12 years of incomplete mixing of the waters of Lake Geneva: what's at stake?

This winter, once again, the mixing of the waters of Lake Geneva was incomplete. Data from CIPEL, the International Commission for the Protection of the Waters of Lake Geneva, indicate a mixing depth of 100 meters, below the average of the last ten years. This winter's mild conditions allowed only partial mixing of the waters of Lake Geneva, keeping the oxygen concentration in the deeper layers at a level that gives cause for concern for the health of the lake's ecosystem.

This year, 2024, marks the 12th consecutive year in which the waters of Lake Geneva have not been completely stirred, the last being in 2012. Water mixing contributes to the lake's good ecological status by facilitating the transfer of oxygen to the deeper layers. The homogenization of water masses also enables nutrients accumulated at the bottom of the lake to be redistributed throughout the water column.

This winter, the conditions required for deep mixing were not present, and only the first 100 meters of Lake Geneva were able to mix effectively. By way of comparison, the average mixing depth for the years 2011 to 2023 was 150 meters. The cause was the rather high temperatures recorded this winter, particularly in February, when surface water temperatures were on average almost 2°C (+1.9°C) higher than during the reference period (1991-2020).

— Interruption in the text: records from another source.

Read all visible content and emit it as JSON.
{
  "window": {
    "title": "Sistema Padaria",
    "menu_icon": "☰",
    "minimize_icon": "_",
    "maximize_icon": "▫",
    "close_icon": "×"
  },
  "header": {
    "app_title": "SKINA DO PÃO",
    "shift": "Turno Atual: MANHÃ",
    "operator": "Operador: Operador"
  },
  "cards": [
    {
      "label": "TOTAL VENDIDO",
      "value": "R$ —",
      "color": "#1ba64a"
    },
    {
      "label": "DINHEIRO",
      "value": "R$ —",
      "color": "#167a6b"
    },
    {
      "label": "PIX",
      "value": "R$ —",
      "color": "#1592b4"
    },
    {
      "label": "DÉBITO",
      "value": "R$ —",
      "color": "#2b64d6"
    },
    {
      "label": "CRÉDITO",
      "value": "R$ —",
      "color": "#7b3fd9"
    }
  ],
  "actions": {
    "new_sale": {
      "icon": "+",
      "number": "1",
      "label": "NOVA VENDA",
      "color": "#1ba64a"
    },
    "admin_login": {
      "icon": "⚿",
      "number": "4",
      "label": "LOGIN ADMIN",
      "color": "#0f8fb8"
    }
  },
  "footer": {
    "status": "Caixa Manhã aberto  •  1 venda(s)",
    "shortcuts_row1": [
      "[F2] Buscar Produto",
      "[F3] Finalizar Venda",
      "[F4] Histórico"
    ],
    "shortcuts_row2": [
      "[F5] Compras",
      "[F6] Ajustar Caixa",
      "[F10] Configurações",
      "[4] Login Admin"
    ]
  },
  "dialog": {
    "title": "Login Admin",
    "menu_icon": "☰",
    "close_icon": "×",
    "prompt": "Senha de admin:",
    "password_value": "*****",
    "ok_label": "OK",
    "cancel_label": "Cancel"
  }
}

Outside the winter period, the lake is thermally stratified, preventing deep water from mixing with surface water. With the onset of winter, the surface water cools to a density comparable to that of the deeper layers, allowing mixing to take place. If the temperature of the surface layers drops sufficiently, the mixing, motivated by sufficiently strong winds, can mobilize the entire water mass, ensuring the homogenization of nutrients and oxygen throughout the water column. The movement of a large body of water, such as that of Lake Geneva, therefore depends on a conjunction of favorable meteorological events that occur only episodically.

Historically, the waters of Lake Geneva have mixed without necessarily involving the entire water column. The absence of complete mixing, also known as overturning, is therefore not a new phenomenon for Lake Geneva. However, a prolonged period of lack of mixing, such as that currently experienced by Lake Geneva, contributes to maintaining a state of hypoxia in the deep layers, leading to the formation of an oxygen-poor zone at the bottom of Lake Geneva. Previously limited to the last few meters of the water column (309 m maximum depth), this zone now extends at times down to 250 meters. This depletion of oxygen in deep waters is also associated with a gradual rise in temperature.

With rising winter temperatures, induced by global warming, the prospect of complete winter mixing on Lake Geneva is receding. An evolution towards a more stratified lake could lead to increased deoxygenation of the deep waters, with undesirable effects for the fauna living there. Other effects, such as the release of phosphorus from sediments, are also to be expected. In addition, an accumulation of phosphorus in the depths of Lake Geneva could lead to significant fertilization during the next upwelling and encourage algal growth, impacting water quality and bathing.

That's why it's vital to continue monitoring and tracking Lake Geneva, so we can meet the challenges of the future as climate change intensifies.